Rev. Anselm Bayly (1719 – 14 October 1794) was an English churchman and author of various works, chiefly of a theological and critical nature. He was also a singer and musical theorist, associated with the performance of works by George Frideric Handel.

==Biography==
Bayly was educated at Christ Church, Oxford, where he took the degree of B.C.L. on 12 June 1749, at age 21. He entered the church and rose to some distinction in that profession, becoming minor canon of St Paul's Cathedral and also of Westminster, and sub-dean of the Chapel Royal. On 15 January 1750–51 he was presented by the chapter of St Paul's to the vicarage of Tottenham, Middlesex.

On 10 July 1764, he took the degree of D.C.L. In 1787 he patented an elastic girdle, designed to prevent and relieve ruptures, fractures, and swellings. He died in 1794.

==Works==
- The Antiquity, Evidence, and Certainty of Christianity, London, 1751.
- An Introduction to Languages Literary and Philosophical, especially to the English, Latin, Greek, and Hebrew, exhibiting at one view their Grammar, Rationale, Analogy, and Idiom, London, 1758.
- A Collection of Anthems used in His Majesty's Chapel Royal, London, 1769.
- A Practical Treatise on Singing and Playing, being an Essay on Grammar, Pronunciation, and Singing. London, 1771.
- A plain and complete Grammar of the English Language, London, 1772.
- A Grammar of the Hebrew Language, London, 1773.
- An edition of the Bible with notes, 1773.
- An edition of the Old Testament with notes, 1774.
- The Commandments of God in Nature, Institution, and Revelation, London, 1778.
- Remarks on Mr.

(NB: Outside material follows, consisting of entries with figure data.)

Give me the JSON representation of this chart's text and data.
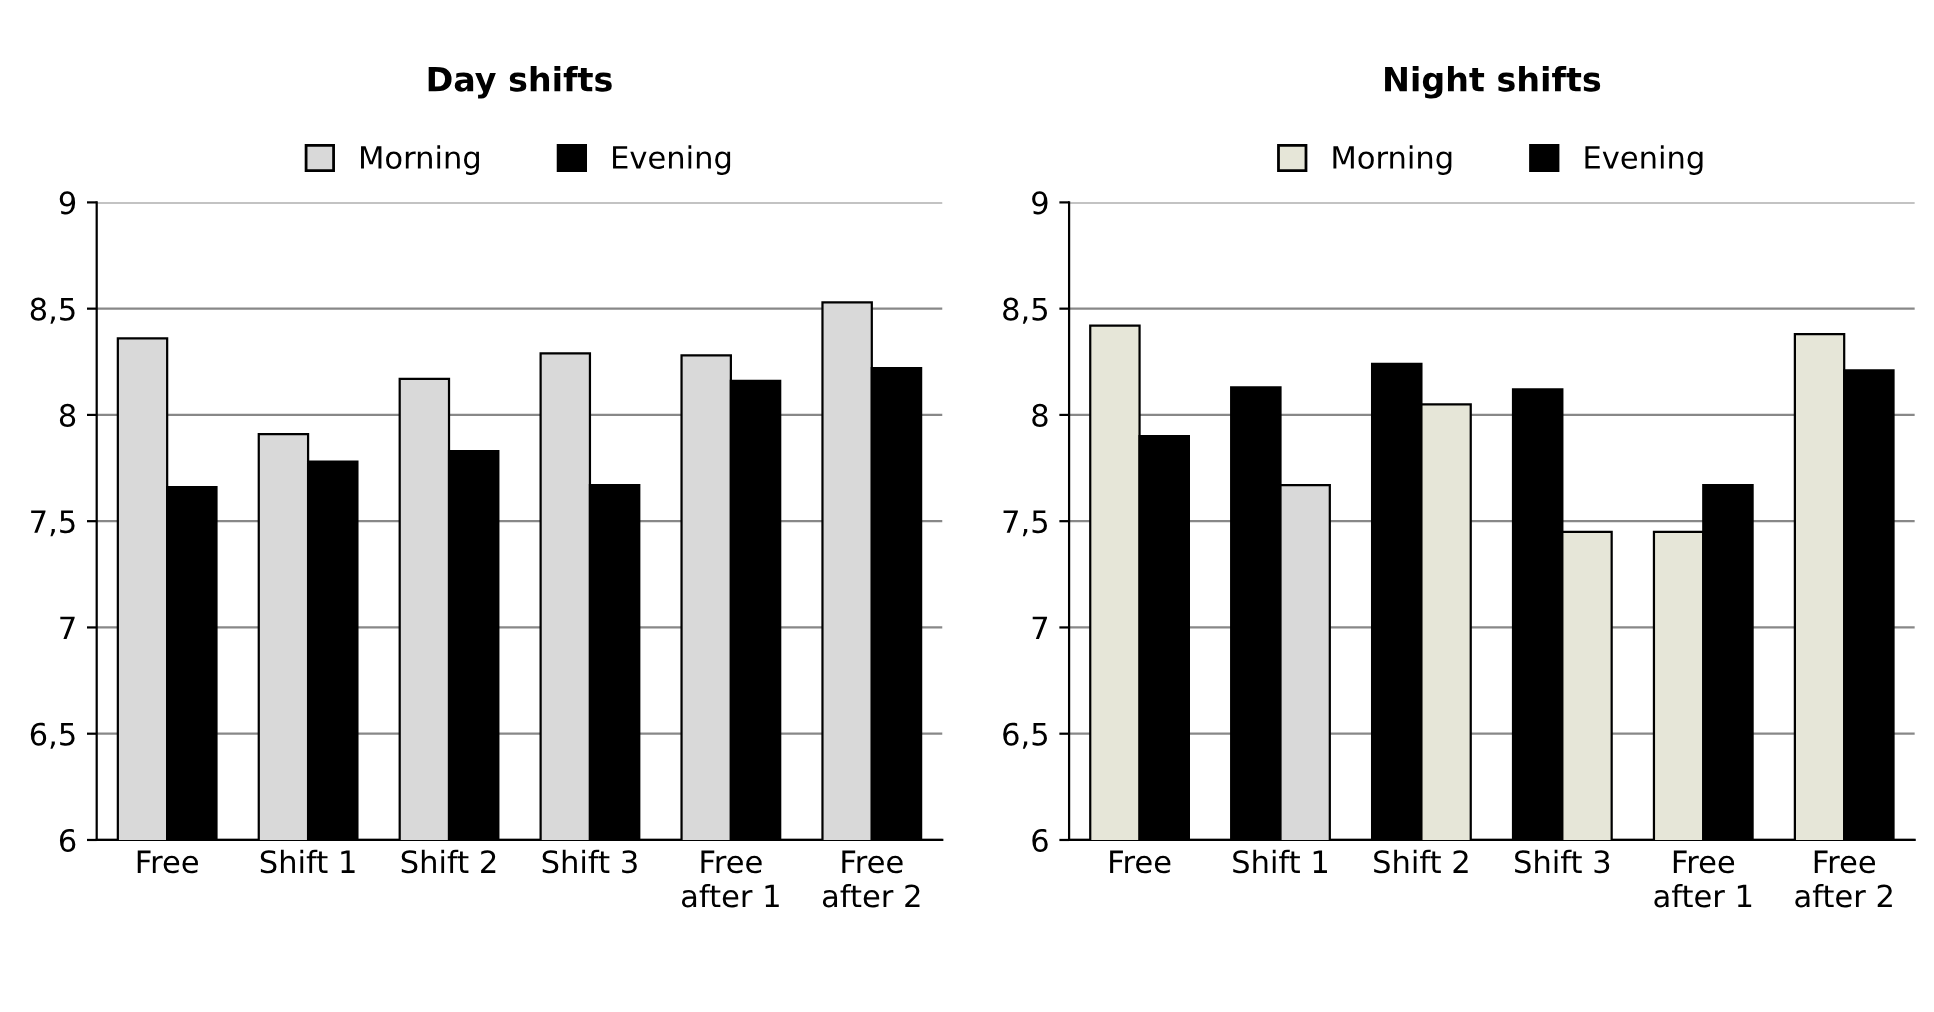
{
  "chart_data": [
    {
      "type": "bar",
      "title": "Day shifts",
      "categories": [
        "Free",
        "Shift 1",
        "Shift 2",
        "Shift 3",
        "Free\nafter 1",
        "Free\nafter 2"
      ],
      "series": [
        {
          "name": "Morning",
          "color": "#d9d9d9",
          "values": [
            8.36,
            7.91,
            8.17,
            8.29,
            8.28,
            8.53
          ]
        },
        {
          "name": "Evening",
          "color": "#000000",
          "values": [
            7.66,
            7.78,
            7.83,
            7.67,
            8.16,
            8.22
          ]
        }
      ],
      "ylim": [
        6,
        9
      ],
      "yticks": [
        6,
        {
          "value": 6.5,
          "label": "6,5"
        },
        7,
        {
          "value": 7.5,
          "label": "7,5"
        },
        8,
        {
          "value": 8.5,
          "label": "8,5"
        },
        9
      ],
      "grid": "y",
      "legend": "top"
    },
    {
      "type": "bar",
      "title": "Night shifts",
      "categories": [
        "Free",
        "Shift 1",
        "Shift 2",
        "Shift 3",
        "Free\nafter 1",
        "Free\nafter 2"
      ],
      "series": [
        {
          "name": "Morning",
          "color": "#e6e6d8",
          "values": [
            8.42,
            null,
            null,
            null,
            7.45,
            8.38
          ]
        },
        {
          "color": "#000000",
          "values": [
            null,
            8.13,
            8.24,
            8.12,
            null,
            null
          ]
        },
        {
          "name": "Evening",
          "color": "#000000",
          "values": [
            7.9,
            null,
            null,
            null,
            7.67,
            8.21
          ]
        },
        {
          "colors": [
            null,
            "#d9d9d9",
            "#e6e6d8",
            "#e6e6d8",
            null,
            null
          ],
          "values": [
            null,
            7.67,
            8.05,
            7.45,
            null,
            null
          ]
        }
      ],
      "ylim": [
        6,
        9
      ],
      "yticks": [
        6,
        {
          "value": 6.5,
          "label": "6,5"
        },
        7,
        {
          "value": 7.5,
          "label": "7,5"
        },
        8,
        {
          "value": 8.5,
          "label": "8,5"
        },
        9
      ],
      "grid": "y",
      "legend": "top"
    }
  ]
}
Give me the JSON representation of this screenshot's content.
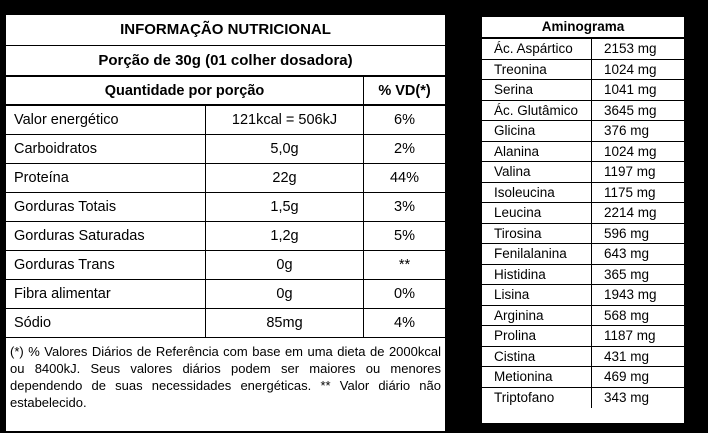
{
  "nutrition": {
    "title": "INFORMAÇÃO NUTRICIONAL",
    "portion": "Porção de 30g (01 colher dosadora)",
    "header": {
      "quantity": "Quantidade por porção",
      "vd": "% VD(*)"
    },
    "rows": [
      {
        "name": "Valor energético",
        "amount": "121kcal = 506kJ",
        "vd": "6%"
      },
      {
        "name": "Carboidratos",
        "amount": "5,0g",
        "vd": "2%"
      },
      {
        "name": "Proteína",
        "amount": "22g",
        "vd": "44%"
      },
      {
        "name": "Gorduras Totais",
        "amount": "1,5g",
        "vd": "3%"
      },
      {
        "name": "Gorduras Saturadas",
        "amount": "1,2g",
        "vd": "5%"
      },
      {
        "name": "Gorduras Trans",
        "amount": "0g",
        "vd": "**"
      },
      {
        "name": "Fibra alimentar",
        "amount": "0g",
        "vd": "0%"
      },
      {
        "name": "Sódio",
        "amount": "85mg",
        "vd": "4%"
      }
    ],
    "footnote": "(*) % Valores Diários de Referência com base em uma dieta de 2000kcal ou 8400kJ. Seus valores diários podem ser maiores ou menores dependendo de suas necessidades energéticas. ** Valor diário não estabelecido."
  },
  "aminogram": {
    "title": "Aminograma",
    "rows": [
      {
        "name": "Ác. Aspártico",
        "value": "2153 mg"
      },
      {
        "name": "Treonina",
        "value": "1024 mg"
      },
      {
        "name": "Serina",
        "value": "1041 mg"
      },
      {
        "name": "Ác. Glutâmico",
        "value": "3645 mg"
      },
      {
        "name": "Glicina",
        "value": "376 mg"
      },
      {
        "name": "Alanina",
        "value": "1024 mg"
      },
      {
        "name": "Valina",
        "value": "1197 mg"
      },
      {
        "name": "Isoleucina",
        "value": "1175 mg"
      },
      {
        "name": "Leucina",
        "value": "2214  mg"
      },
      {
        "name": "Tirosina",
        "value": "596 mg"
      },
      {
        "name": "Fenilalanina",
        "value": "643 mg"
      },
      {
        "name": "Histidina",
        "value": "365 mg"
      },
      {
        "name": "Lisina",
        "value": "1943 mg"
      },
      {
        "name": "Arginina",
        "value": "568 mg"
      },
      {
        "name": "Prolina",
        "value": "1187 mg"
      },
      {
        "name": "Cistina",
        "value": "431 mg"
      },
      {
        "name": "Metionina",
        "value": "469 mg"
      },
      {
        "name": "Triptofano",
        "value": "343 mg"
      }
    ]
  }
}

David Levi's Answer to Dr. Priestley's Letters to the Jews, (under the pseudonym of Antisocinus). Against Joseph Priestley.
- The Alliance of Music, Poetry, and Oratory, with a dedication to William Pitt the Elder, London, 1789. This work comprises: (1) a theory of music, (2) a dissertation on prosody, (3) a brief treatise on rhetoric.